Post-EU, it will be necessary for the United Kingdom and United States to increase military cohesion, particularly in terms of naval codependency, to guarantee that global shipping remains relatively unmolested and that great powers such as Russia and China are not able to overly capitalize on the decreased military reach of the European Union. Thankfully, this alliance is likely to strengthen post-Brexit, as the United Kingdom will be more reliant on ensuring better trade practices with the United States than it has been in the past.
The US drone strike earlier this week, which killed Iranian general Qasem Soleimani, seems to have kickstarted the necessary pushing together of US and UK military interests. Prime Minister Johnson assured the world that the United Kingdom would not lament the death of a terrorist such as Soleimani, thus helping to align the two nations’ messaging on the extrajudicial use of force.
Further, Britain’s departure from the European Union will help to buffer it against increasing encroachments into the battlespace by European courts. Such efforts were decried last year by General David Petraeus (US Army, Ret’d) as needlessly interfering with US-UK joint operations.
Further still, the United States and United Kingdom have combined their resources together to form a coalition designed to mitigate the spread of Russian and Chinese military efforts to weaponize space.
The increased economic and military reciprocation between the United States and the United Kingdom that Brexit will bring about could prove invaluable to creating a new, better alliance to lead the nations of the world in terms of trade and security.
A non-European West?
Brexit is, to be sure, a daunting and at times unsettling prospect. For half a century the world has looked to the European Union as being a unifying voice among the global congregation of nations. In recent years, however, that voice has been unable or unwilling to speak to the needs of the individual nations within its framework.

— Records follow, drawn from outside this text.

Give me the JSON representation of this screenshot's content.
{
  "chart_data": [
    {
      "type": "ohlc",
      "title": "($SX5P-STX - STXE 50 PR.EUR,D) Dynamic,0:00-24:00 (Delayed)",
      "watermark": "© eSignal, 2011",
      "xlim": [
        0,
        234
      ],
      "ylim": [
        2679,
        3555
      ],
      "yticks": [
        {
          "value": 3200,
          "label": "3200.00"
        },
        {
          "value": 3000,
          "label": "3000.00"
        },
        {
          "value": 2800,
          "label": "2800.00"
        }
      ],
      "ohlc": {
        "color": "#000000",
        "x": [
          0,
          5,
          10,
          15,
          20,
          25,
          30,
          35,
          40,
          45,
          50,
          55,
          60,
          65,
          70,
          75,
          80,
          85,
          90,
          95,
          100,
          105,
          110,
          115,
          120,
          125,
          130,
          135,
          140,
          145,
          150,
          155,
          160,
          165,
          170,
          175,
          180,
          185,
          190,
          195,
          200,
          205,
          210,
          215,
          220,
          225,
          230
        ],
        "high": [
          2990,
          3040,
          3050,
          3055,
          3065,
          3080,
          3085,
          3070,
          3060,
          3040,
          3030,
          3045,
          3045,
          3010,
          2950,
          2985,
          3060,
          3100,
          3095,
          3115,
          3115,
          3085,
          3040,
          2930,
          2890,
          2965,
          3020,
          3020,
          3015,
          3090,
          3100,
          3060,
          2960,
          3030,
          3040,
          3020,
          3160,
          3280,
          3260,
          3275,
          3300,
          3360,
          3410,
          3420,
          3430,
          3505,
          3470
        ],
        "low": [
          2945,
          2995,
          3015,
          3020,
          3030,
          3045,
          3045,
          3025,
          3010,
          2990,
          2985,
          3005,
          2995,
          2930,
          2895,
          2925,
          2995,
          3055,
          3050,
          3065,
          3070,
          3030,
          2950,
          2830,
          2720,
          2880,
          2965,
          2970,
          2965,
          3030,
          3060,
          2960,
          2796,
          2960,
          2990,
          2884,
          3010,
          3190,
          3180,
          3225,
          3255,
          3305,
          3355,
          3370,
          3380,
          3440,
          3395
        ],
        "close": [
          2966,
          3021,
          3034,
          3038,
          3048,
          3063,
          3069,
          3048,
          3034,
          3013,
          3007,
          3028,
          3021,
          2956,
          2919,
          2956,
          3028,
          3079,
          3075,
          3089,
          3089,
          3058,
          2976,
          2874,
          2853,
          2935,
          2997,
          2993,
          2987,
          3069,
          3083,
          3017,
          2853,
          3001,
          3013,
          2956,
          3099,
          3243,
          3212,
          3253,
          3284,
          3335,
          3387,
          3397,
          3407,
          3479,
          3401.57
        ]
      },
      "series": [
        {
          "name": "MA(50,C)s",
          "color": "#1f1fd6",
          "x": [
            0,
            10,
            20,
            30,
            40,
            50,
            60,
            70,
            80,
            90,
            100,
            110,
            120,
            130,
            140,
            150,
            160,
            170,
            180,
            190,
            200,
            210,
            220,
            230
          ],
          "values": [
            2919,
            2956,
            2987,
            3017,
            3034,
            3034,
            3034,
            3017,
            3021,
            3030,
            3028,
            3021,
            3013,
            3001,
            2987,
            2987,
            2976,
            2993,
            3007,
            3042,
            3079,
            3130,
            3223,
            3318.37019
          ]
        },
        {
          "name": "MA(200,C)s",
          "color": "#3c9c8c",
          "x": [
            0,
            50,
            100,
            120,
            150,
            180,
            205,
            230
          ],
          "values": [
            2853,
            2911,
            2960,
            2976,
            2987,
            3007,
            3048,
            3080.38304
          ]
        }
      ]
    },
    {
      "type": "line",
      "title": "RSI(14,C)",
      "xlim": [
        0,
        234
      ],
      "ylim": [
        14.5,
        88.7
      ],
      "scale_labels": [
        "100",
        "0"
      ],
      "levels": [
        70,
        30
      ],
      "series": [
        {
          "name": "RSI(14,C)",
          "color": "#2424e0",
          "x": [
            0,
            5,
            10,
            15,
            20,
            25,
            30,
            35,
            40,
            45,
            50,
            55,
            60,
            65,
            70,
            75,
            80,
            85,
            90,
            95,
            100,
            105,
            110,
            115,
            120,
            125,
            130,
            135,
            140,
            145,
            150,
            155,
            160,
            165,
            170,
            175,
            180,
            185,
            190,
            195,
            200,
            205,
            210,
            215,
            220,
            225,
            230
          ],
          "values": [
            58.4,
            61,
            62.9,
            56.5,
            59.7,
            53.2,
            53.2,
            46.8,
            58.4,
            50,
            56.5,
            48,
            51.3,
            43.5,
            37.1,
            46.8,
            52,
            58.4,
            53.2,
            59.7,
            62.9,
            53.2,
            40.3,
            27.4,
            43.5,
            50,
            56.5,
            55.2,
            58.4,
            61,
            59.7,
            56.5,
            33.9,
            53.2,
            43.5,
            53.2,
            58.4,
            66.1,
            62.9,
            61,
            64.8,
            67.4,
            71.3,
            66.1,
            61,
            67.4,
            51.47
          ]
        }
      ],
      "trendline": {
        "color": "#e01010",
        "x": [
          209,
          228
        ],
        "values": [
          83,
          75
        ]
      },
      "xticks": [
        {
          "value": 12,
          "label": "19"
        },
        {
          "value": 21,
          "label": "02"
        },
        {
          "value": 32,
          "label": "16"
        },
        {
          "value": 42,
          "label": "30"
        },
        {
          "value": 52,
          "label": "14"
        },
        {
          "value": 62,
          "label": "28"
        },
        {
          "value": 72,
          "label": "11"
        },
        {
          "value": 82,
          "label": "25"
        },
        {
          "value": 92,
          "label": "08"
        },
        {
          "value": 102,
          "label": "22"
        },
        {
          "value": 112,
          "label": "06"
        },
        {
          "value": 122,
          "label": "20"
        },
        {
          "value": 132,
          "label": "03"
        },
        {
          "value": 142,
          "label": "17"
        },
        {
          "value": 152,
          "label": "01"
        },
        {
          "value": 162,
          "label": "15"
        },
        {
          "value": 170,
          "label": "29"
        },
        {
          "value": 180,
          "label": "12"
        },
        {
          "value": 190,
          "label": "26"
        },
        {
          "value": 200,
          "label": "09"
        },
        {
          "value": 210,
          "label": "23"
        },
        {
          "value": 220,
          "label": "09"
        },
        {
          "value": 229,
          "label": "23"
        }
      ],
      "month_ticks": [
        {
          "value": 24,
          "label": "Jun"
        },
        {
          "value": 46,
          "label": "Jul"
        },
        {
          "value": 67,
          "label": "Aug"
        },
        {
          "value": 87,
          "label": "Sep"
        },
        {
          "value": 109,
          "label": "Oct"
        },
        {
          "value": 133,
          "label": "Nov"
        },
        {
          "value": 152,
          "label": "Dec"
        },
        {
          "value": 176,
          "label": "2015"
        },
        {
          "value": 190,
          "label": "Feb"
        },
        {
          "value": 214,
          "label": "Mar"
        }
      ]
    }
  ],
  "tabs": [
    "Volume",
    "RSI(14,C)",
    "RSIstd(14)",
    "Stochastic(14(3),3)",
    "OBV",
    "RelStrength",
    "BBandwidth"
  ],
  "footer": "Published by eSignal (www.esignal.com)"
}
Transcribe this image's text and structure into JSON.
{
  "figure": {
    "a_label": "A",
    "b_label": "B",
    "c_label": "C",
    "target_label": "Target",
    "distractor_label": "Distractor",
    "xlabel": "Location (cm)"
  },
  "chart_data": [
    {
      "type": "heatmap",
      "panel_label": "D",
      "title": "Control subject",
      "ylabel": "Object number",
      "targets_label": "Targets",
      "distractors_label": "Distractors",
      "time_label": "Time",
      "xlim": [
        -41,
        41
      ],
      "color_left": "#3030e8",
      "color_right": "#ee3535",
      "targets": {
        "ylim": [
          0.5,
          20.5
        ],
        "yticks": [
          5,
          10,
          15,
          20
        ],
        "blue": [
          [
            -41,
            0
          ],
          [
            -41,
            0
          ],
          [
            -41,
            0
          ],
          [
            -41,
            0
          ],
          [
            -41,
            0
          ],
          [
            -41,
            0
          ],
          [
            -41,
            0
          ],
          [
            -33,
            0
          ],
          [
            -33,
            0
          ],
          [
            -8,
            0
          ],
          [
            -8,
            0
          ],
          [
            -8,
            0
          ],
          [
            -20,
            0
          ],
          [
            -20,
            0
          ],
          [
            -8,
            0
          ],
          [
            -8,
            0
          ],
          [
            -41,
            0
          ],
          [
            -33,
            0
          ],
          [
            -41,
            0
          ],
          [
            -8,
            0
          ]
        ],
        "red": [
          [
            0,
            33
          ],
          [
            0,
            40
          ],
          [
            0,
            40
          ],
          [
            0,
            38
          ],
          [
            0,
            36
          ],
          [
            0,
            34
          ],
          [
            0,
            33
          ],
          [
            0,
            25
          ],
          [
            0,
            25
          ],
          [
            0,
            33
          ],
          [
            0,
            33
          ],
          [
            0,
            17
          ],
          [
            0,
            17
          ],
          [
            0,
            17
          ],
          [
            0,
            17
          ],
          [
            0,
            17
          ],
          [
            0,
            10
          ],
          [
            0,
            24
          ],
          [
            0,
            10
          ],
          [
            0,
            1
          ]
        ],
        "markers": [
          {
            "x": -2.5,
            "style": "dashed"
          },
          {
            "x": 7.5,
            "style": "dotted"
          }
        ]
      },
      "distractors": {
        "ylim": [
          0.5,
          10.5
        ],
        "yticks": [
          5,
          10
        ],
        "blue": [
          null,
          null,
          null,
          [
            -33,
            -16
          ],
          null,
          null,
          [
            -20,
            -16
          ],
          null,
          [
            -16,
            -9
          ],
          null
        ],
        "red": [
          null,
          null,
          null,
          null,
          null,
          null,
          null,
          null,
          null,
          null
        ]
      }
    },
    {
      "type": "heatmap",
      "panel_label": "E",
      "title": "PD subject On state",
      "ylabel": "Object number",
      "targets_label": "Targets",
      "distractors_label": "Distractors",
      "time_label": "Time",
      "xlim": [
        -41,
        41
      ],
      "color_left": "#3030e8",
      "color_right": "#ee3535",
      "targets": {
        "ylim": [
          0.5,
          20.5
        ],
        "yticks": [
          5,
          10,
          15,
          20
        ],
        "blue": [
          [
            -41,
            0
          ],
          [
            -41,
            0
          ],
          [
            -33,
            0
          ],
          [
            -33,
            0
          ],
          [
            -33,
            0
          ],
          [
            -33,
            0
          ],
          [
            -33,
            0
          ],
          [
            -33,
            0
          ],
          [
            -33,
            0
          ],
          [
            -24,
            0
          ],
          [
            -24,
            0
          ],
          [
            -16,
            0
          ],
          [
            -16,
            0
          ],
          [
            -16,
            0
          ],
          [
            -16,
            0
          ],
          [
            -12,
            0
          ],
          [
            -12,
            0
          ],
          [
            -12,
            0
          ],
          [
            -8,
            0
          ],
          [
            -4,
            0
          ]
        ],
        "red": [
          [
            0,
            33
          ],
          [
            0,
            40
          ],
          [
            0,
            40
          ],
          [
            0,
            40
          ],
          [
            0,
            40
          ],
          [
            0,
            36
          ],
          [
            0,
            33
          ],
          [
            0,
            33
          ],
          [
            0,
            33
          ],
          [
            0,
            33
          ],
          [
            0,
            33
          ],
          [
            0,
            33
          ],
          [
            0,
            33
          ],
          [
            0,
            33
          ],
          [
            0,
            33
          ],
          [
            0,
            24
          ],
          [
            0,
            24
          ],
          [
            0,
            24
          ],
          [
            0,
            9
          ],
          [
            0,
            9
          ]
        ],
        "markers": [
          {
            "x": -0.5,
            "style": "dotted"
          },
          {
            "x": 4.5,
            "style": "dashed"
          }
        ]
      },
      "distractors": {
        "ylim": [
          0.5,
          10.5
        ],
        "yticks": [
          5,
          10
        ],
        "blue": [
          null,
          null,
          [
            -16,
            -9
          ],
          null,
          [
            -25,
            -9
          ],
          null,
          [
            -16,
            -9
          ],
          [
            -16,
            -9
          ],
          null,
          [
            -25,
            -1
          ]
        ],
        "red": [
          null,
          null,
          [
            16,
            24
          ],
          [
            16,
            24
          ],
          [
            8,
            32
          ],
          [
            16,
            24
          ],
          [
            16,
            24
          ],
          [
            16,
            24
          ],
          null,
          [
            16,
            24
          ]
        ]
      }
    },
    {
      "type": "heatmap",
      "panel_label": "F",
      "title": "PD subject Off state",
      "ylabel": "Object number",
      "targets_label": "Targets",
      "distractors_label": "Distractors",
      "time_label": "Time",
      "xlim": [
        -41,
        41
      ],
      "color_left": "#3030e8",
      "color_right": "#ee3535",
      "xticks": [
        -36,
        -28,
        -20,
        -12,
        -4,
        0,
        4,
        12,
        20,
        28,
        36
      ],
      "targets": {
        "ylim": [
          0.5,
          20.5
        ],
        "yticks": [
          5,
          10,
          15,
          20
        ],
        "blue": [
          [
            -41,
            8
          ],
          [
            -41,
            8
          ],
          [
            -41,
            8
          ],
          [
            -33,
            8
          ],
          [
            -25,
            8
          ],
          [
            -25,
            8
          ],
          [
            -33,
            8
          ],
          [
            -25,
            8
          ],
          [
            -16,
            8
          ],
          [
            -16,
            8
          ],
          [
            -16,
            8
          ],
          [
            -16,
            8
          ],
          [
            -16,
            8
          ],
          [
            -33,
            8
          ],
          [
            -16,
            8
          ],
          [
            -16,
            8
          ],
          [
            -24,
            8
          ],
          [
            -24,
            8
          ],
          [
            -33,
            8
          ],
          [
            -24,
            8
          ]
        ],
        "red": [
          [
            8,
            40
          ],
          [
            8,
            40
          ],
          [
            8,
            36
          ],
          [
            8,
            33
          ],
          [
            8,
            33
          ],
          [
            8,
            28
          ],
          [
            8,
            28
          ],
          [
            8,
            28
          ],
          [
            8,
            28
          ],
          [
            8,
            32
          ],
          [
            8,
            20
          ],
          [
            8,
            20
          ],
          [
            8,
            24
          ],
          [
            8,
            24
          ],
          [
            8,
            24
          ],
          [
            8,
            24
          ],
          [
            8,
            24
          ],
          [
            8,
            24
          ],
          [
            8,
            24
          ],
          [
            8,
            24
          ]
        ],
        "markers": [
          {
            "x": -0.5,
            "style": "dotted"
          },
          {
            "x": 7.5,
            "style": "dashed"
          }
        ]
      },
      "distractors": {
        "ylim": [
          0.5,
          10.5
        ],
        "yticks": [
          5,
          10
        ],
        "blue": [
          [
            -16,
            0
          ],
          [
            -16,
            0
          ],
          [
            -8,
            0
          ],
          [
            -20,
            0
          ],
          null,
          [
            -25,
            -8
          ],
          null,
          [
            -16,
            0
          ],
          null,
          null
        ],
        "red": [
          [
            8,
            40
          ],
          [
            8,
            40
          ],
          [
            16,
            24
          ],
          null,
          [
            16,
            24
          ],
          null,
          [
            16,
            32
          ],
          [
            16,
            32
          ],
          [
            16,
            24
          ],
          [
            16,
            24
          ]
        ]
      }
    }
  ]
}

A clearer voice needs to be heard.
With the proper guidance from diplomats and experts, a renewed Anglo-American alliance could redefine the cultural and political meaning of “The West,” away from Europe and to the isle and across the pond. The need for stability, prosperity, and security, demands that the United Kingdom and United States make the most of Brexit, to forge ahead to a better future in promotion of Western democratic principles and economics.
Brexit is the greatest opportunity the Unites States and United Kingdom have had in 75 years to secure the legitimacy of liberal democracy. Such an opportunity must not be squandered.